Will Talbot, PhD, knew the obvious question and decided to address it directly. "Why does the medical school employ someone who studies zebrafish?" Talbot asked the several hundred people assembled on the Stanford campus recently to celebrate the Discovery Innovation Awards, competitive seed grants that support early stage research in human biology.

A developmental biologist as well as a senior associate dean at the School of Medicine, Talbot explained that he studies the small striped creatures because, like humans, zebrafish are vertebrates that rely on myelin, a substance that is essential for a functioning nervous system. He said he can raise huge numbers of fish in his lab and peer straight into their nervous systems because the embryos and larvae are transparent.

Five years ago, Talbot said he wanted to study zebrafish that couldn't make myelin to see if he could devise a strategy to reverse the defect. If he could restart myelin production in zebrafish, he knew it could have implications for treating people with multiple sclerosis, a disabling autoimmune disease caused by damage to the myelin sheath surrounding nerve cells.

At the time, Talbot said he couldn't approach traditional funding sources for medical research -- he didn't have enough evidence to show them -- but he needed resources. "How do you pay people in the lab?" he asked. "How do you feed the fish?"

Talbot applied for a Stanford Medicine Discovery Innovation Award, funded by philanthropists who believe that one discovery can have an exponential impact on human health. A committee of experts selected Talbot's application and awarded him $95,000 to pursue a project with the mutant zebrafish.

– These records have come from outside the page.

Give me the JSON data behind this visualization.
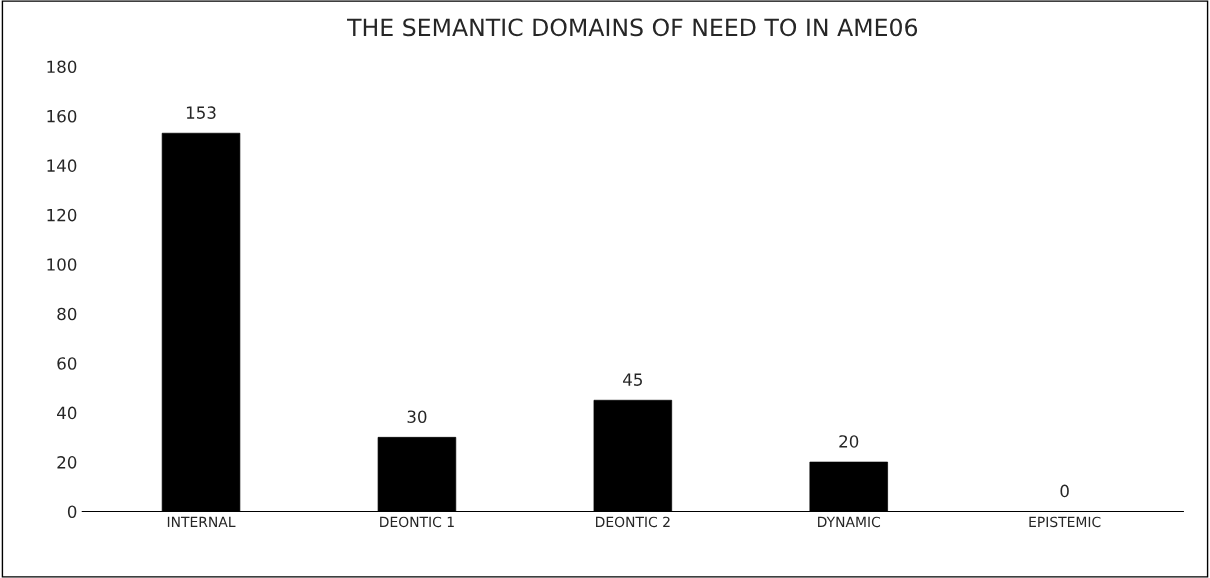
{
  "chart_data": {
    "type": "bar",
    "title": "THE SEMANTIC DOMAINS OF NEED TO IN AME06",
    "categories": [
      "INTERNAL",
      "DEONTIC 1",
      "DEONTIC 2",
      "DYNAMIC",
      "EPISTEMIC"
    ],
    "values": [
      153,
      30,
      45,
      20,
      0
    ],
    "color": "#000000",
    "ylim": [
      0,
      180
    ],
    "yticks": [
      0,
      20,
      40,
      60,
      80,
      100,
      120,
      140,
      160,
      180
    ],
    "data_labels": true,
    "grid": false,
    "legend": false
  }
}
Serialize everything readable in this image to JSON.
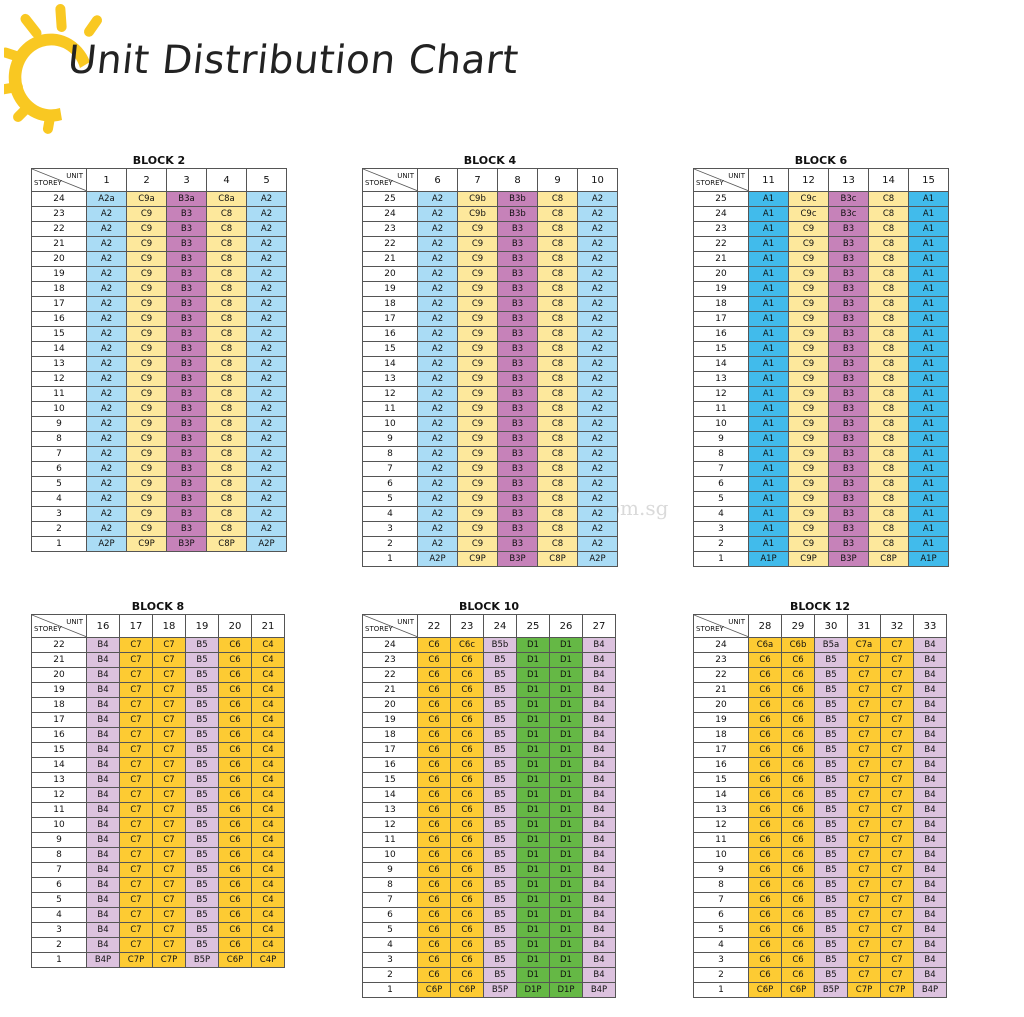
{
  "page": {
    "title": "Unit Distribution Chart",
    "watermark": "NewLaunchesOnline.com.sg"
  },
  "header_labels": {
    "unit": "UNIT",
    "storey": "STOREY"
  },
  "colors": {
    "blue": "#aadcf5",
    "cyan": "#41bbeb",
    "cream": "#fde89c",
    "mauve": "#c682b9",
    "gold": "#fdcb33",
    "lilac": "#dcc2de",
    "green": "#65b845"
  },
  "blocks": [
    {
      "name": "BLOCK 2",
      "top_storey": 24,
      "units": [
        {
          "no": "1",
          "color": "blue",
          "top": "A2a",
          "mid": "A2",
          "ground": "A2P"
        },
        {
          "no": "2",
          "color": "cream",
          "top": "C9a",
          "mid": "C9",
          "ground": "C9P"
        },
        {
          "no": "3",
          "color": "mauve",
          "top": "B3a",
          "mid": "B3",
          "ground": "B3P"
        },
        {
          "no": "4",
          "color": "cream",
          "top": "C8a",
          "mid": "C8",
          "ground": "C8P"
        },
        {
          "no": "5",
          "color": "blue",
          "top": "A2",
          "mid": "A2",
          "ground": "A2P"
        }
      ]
    },
    {
      "name": "BLOCK 4",
      "top_storey": 25,
      "units": [
        {
          "no": "6",
          "color": "blue",
          "top": "A2",
          "second": "A2",
          "mid": "A2",
          "ground": "A2P"
        },
        {
          "no": "7",
          "color": "cream",
          "top": "C9b",
          "second": "C9b",
          "mid": "C9",
          "ground": "C9P"
        },
        {
          "no": "8",
          "color": "mauve",
          "top": "B3b",
          "second": "B3b",
          "mid": "B3",
          "ground": "B3P"
        },
        {
          "no": "9",
          "color": "cream",
          "top": "C8",
          "second": "C8",
          "mid": "C8",
          "ground": "C8P"
        },
        {
          "no": "10",
          "color": "blue",
          "top": "A2",
          "second": "A2",
          "mid": "A2",
          "ground": "A2P"
        }
      ]
    },
    {
      "name": "BLOCK 6",
      "top_storey": 25,
      "units": [
        {
          "no": "11",
          "color": "cyan",
          "top": "A1",
          "second": "A1",
          "mid": "A1",
          "ground": "A1P"
        },
        {
          "no": "12",
          "color": "cream",
          "top": "C9c",
          "second": "C9c",
          "mid": "C9",
          "ground": "C9P"
        },
        {
          "no": "13",
          "color": "mauve",
          "top": "B3c",
          "second": "B3c",
          "mid": "B3",
          "ground": "B3P"
        },
        {
          "no": "14",
          "color": "cream",
          "top": "C8",
          "second": "C8",
          "mid": "C8",
          "ground": "C8P"
        },
        {
          "no": "15",
          "color": "cyan",
          "top": "A1",
          "second": "A1",
          "mid": "A1",
          "ground": "A1P"
        }
      ]
    },
    {
      "name": "BLOCK 8",
      "top_storey": 22,
      "units": [
        {
          "no": "16",
          "color": "lilac",
          "top": "B4",
          "mid": "B4",
          "ground": "B4P"
        },
        {
          "no": "17",
          "color": "gold",
          "top": "C7",
          "mid": "C7",
          "ground": "C7P"
        },
        {
          "no": "18",
          "color": "gold",
          "top": "C7",
          "mid": "C7",
          "ground": "C7P"
        },
        {
          "no": "19",
          "color": "lilac",
          "top": "B5",
          "mid": "B5",
          "ground": "B5P"
        },
        {
          "no": "20",
          "color": "gold",
          "top": "C6",
          "mid": "C6",
          "ground": "C6P"
        },
        {
          "no": "21",
          "color": "gold",
          "top": "C4",
          "mid": "C4",
          "ground": "C4P"
        }
      ]
    },
    {
      "name": "BLOCK 10",
      "top_storey": 24,
      "units": [
        {
          "no": "22",
          "color": "gold",
          "top": "C6",
          "mid": "C6",
          "ground": "C6P"
        },
        {
          "no": "23",
          "color": "gold",
          "top": "C6c",
          "mid": "C6",
          "ground": "C6P"
        },
        {
          "no": "24",
          "color": "lilac",
          "top": "B5b",
          "mid": "B5",
          "ground": "B5P"
        },
        {
          "no": "25",
          "color": "green",
          "top": "D1",
          "mid": "D1",
          "ground": "D1P"
        },
        {
          "no": "26",
          "color": "green",
          "top": "D1",
          "mid": "D1",
          "ground": "D1P"
        },
        {
          "no": "27",
          "color": "lilac",
          "top": "B4",
          "mid": "B4",
          "ground": "B4P"
        }
      ]
    },
    {
      "name": "BLOCK 12",
      "top_storey": 24,
      "units": [
        {
          "no": "28",
          "color": "gold",
          "top": "C6a",
          "mid": "C6",
          "ground": "C6P"
        },
        {
          "no": "29",
          "color": "gold",
          "top": "C6b",
          "mid": "C6",
          "ground": "C6P"
        },
        {
          "no": "30",
          "color": "lilac",
          "top": "B5a",
          "mid": "B5",
          "ground": "B5P"
        },
        {
          "no": "31",
          "color": "gold",
          "top": "C7a",
          "mid": "C7",
          "ground": "C7P"
        },
        {
          "no": "32",
          "color": "gold",
          "top": "C7",
          "mid": "C7",
          "ground": "C7P"
        },
        {
          "no": "33",
          "color": "lilac",
          "top": "B4",
          "mid": "B4",
          "ground": "B4P"
        }
      ]
    }
  ]
}
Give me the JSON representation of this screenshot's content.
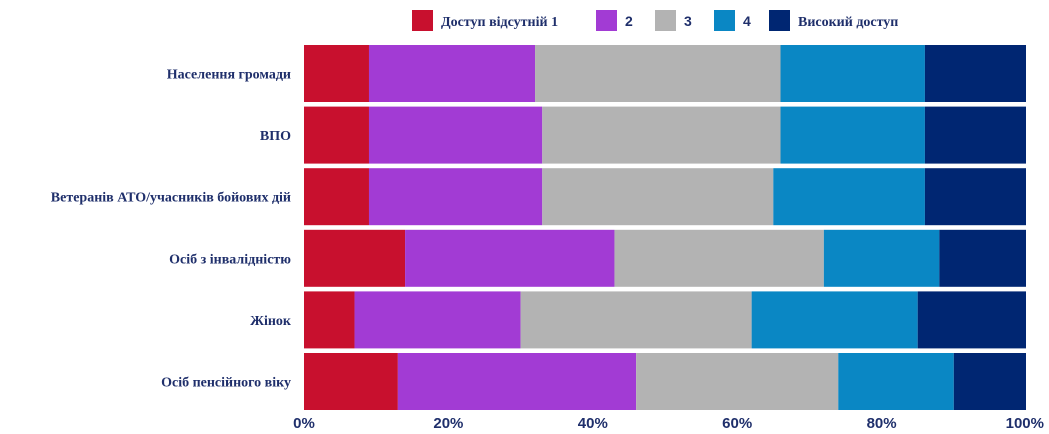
{
  "chart_data": {
    "type": "bar",
    "orientation": "horizontal",
    "stacked": true,
    "normalized": true,
    "categories": [
      "Населення громади",
      "ВПО",
      "Ветеранів АТО/учасників бойових дій",
      "Осіб з інвалідністю",
      "Жінок",
      "Осіб пенсійного віку"
    ],
    "series": [
      {
        "name": "Доступ відсутній 1",
        "color": "#c8102e",
        "values": [
          9,
          9,
          9,
          14,
          7,
          13
        ]
      },
      {
        "name": "2",
        "color": "#a23bd4",
        "values": [
          23,
          24,
          24,
          29,
          23,
          33
        ]
      },
      {
        "name": "3",
        "color": "#b3b3b3",
        "values": [
          34,
          33,
          32,
          29,
          32,
          28
        ]
      },
      {
        "name": "4",
        "color": "#0a87c4",
        "values": [
          20,
          20,
          21,
          16,
          23,
          16
        ]
      },
      {
        "name": "Високий доступ",
        "color": "#002672",
        "values": [
          14,
          14,
          14,
          12,
          15,
          10
        ]
      }
    ],
    "xlim": [
      0,
      100
    ],
    "x_ticks": [
      "0%",
      "20%",
      "40%",
      "60%",
      "80%",
      "100%"
    ],
    "legend_position": "top",
    "grid": false,
    "title": "",
    "xlabel": "",
    "ylabel": ""
  }
}
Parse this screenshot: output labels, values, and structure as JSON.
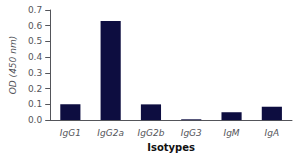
{
  "chart_data": {
    "type": "bar",
    "categories": [
      "IgG1",
      "IgG2a",
      "IgG2b",
      "IgG3",
      "IgM",
      "IgA"
    ],
    "values": [
      0.1,
      0.63,
      0.1,
      0.005,
      0.05,
      0.085
    ],
    "color": "#0d0d40",
    "xlabel": "Isotypes",
    "ylabel": "OD (450 nm)",
    "ylim": [
      0,
      0.7
    ],
    "yticks": [
      {
        "value": 0,
        "label": "0.0"
      },
      0.1,
      0.2,
      0.3,
      0.4,
      0.5,
      0.6,
      0.7
    ],
    "grid": false
  }
}
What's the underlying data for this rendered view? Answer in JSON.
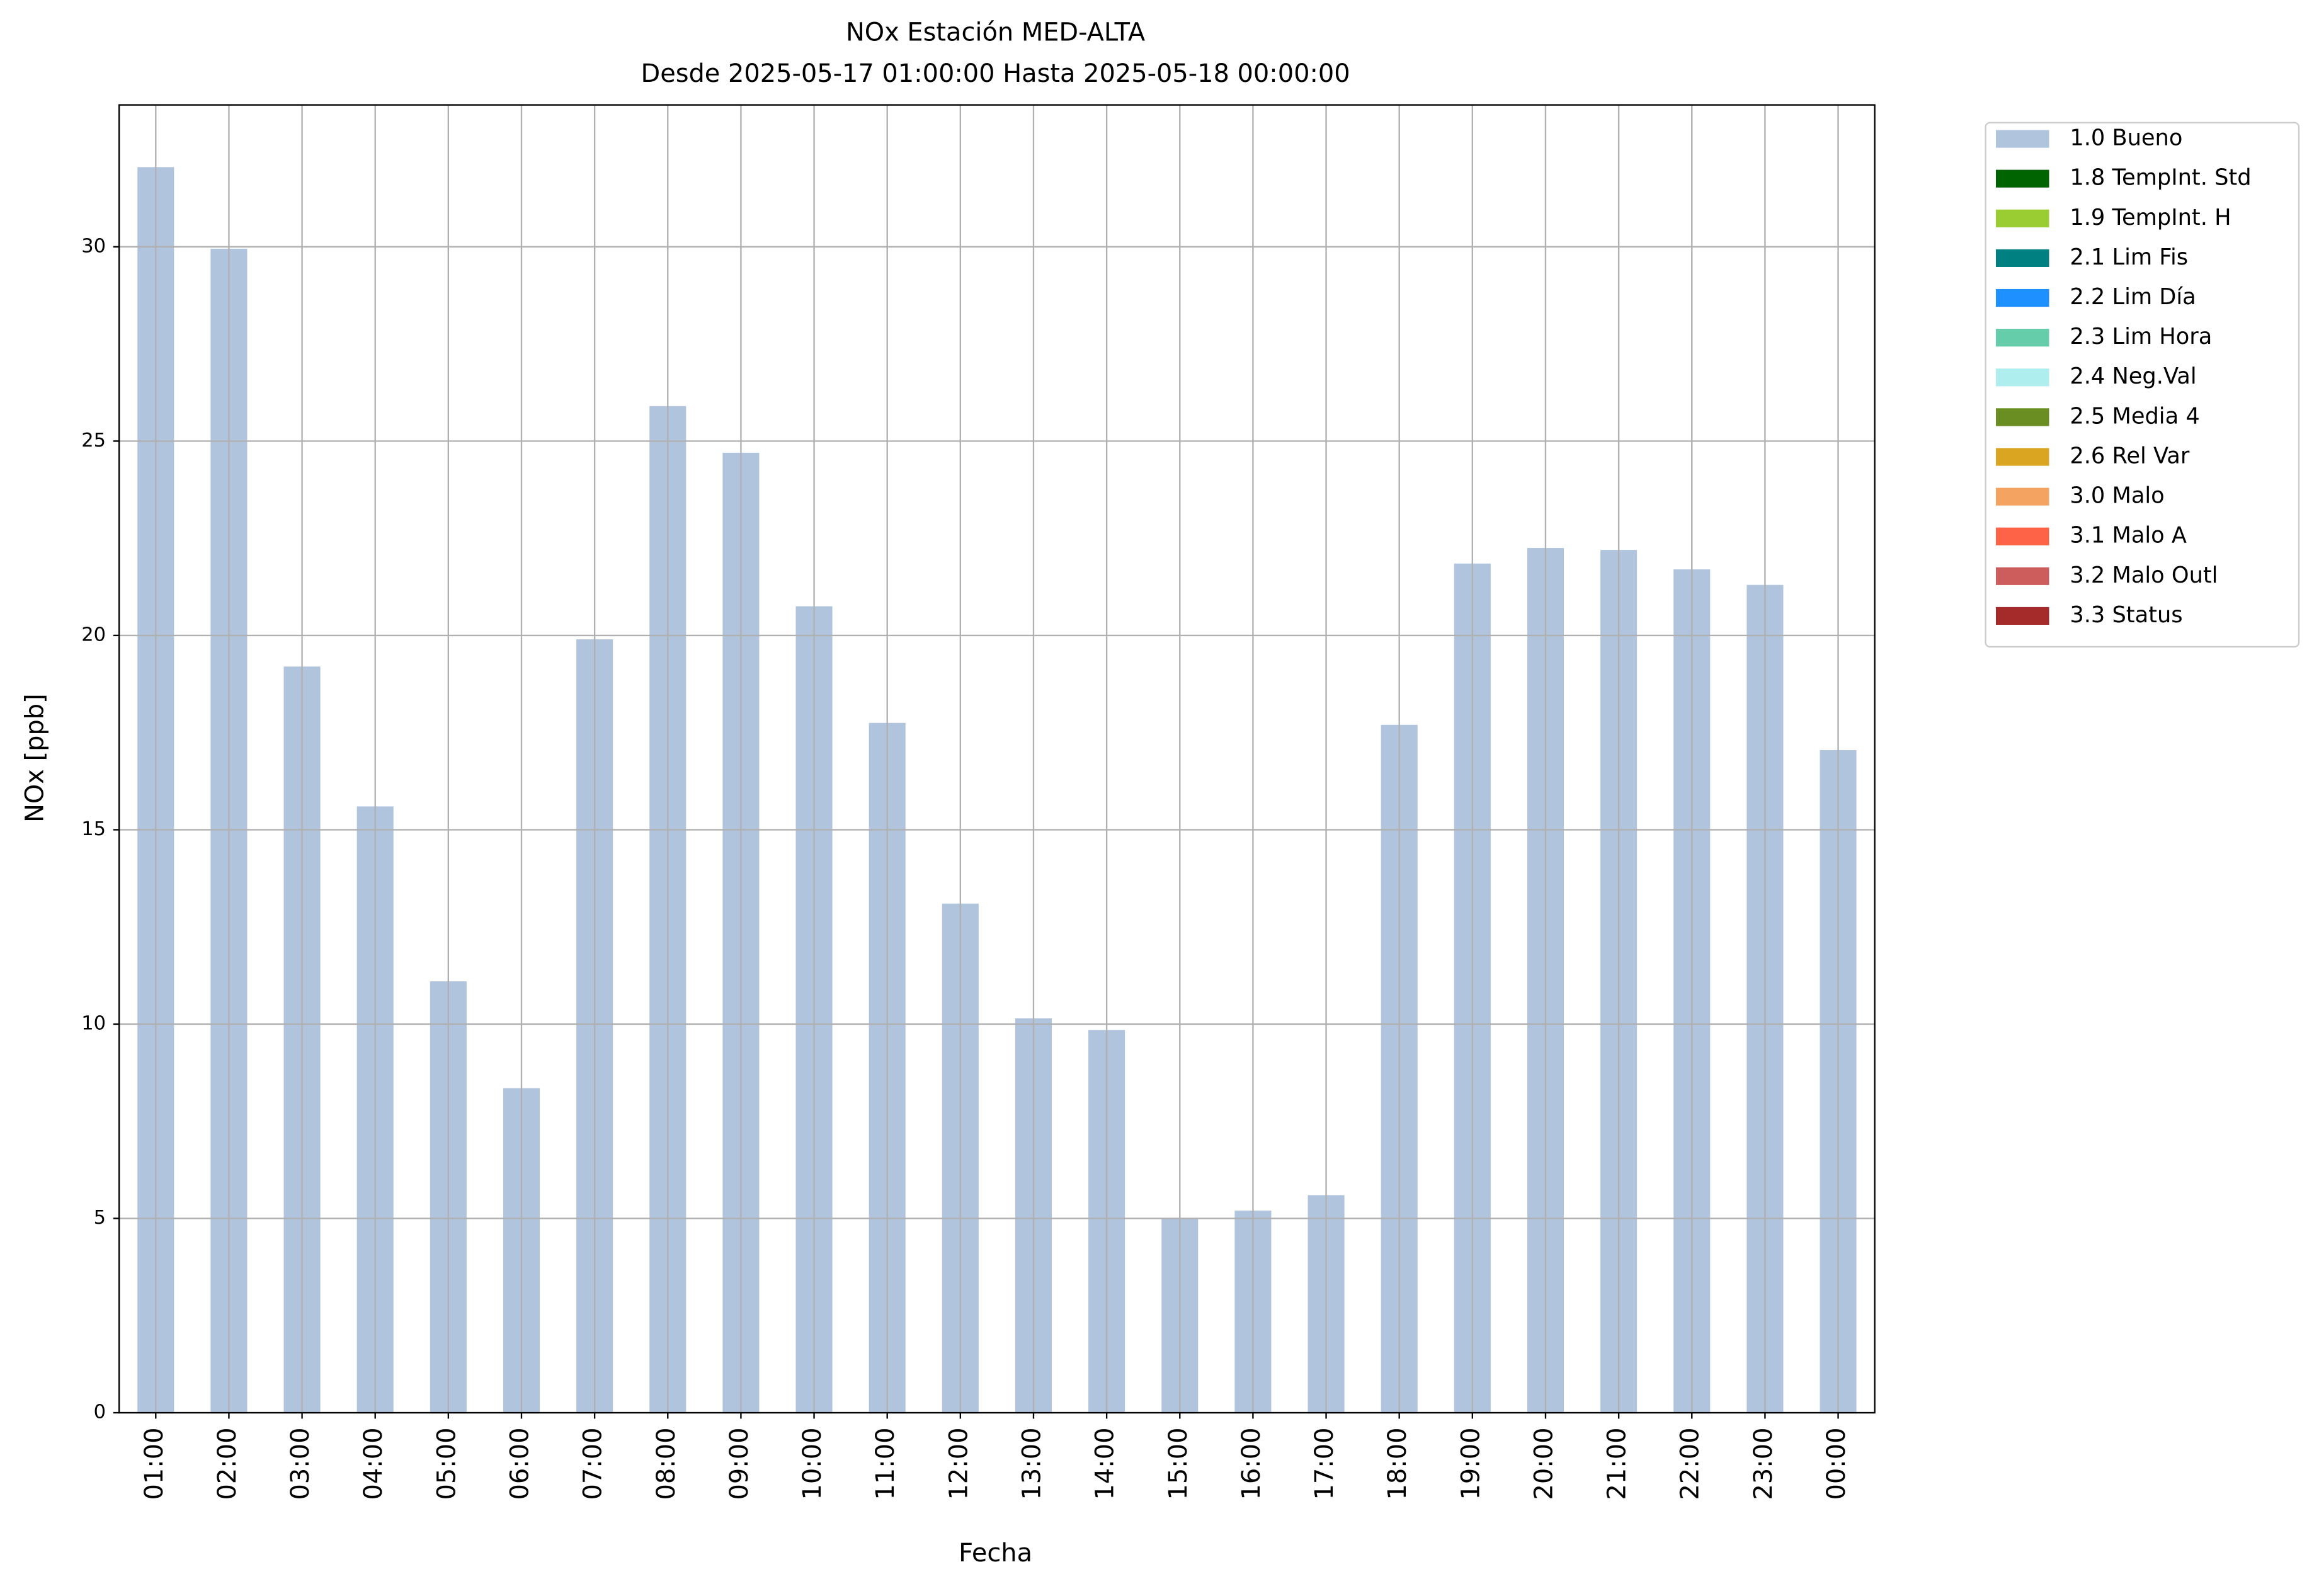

His research revealed on molecular level why there was no myelin in the mutant fish. From there, he was able to reverse the defect. This line of research is so promising that other traditional funding organizations have pitched in.

"A few years ago," he said, "they wouldn't have even considered funding us."

The Discovery Innovation Awards, which have distributed $6 million over the last four years, come with little red tape and few constraints. These grants have resulted in 119 research papers and more than $36 million in follow-on funding, according to Stanford Medical Center Development records.

At the campus event celebrating the most recent group of awardees, Talbot joined three other scientists who won the awards in previous years to talk about their research.

Geneticist Anne Brunet, PhD, described the methods that she developed to read each cell's chromatin signature and understand the genetic mechanisms of aging and longevity. Computational biochemist Rhiju Das, PhD, discussed Eterna, an online game he created to crowdsource the design of molecular medicines. And David Schneider, PhD, talked about ways to increase resilience to infectious diseases.

Nobel Laureate Roger Kornberg, PhD, introduced the award winners and emphasized the importance of research that increases fundamental knowledge of human biology. "Science is hard and it's unpredictable," Kornberg said. "There's no guarantee of success and discoveries are by their nature accidental. They depend on luck and serendipity and they require a long time."

Kornberg was the first scientist to discover the three-dimensional structure of the enzyme that converts DNA into messenger RNA. This discovery showed how human cells -- each of which contains a person's entire genetic code -- selectively read out sections and differentiate into all the types of cells necessary to sustain life.

"I started on the work while in my 30s," he said. "When we succeeded, I was approaching 60." He was awarded the Nobel Prize in Chemistry in 2006, six months shy of his 60th birthday.

Now, Kornberg said people often ask him what he believes are the most promising areas of research and what research should be funded.

"I answer with the obvious," he said. "We cannot predict the future. All white papers can be replaced by a simple statement: support the brightest, most ambitious, most hard-working young scientists and they will invent the future."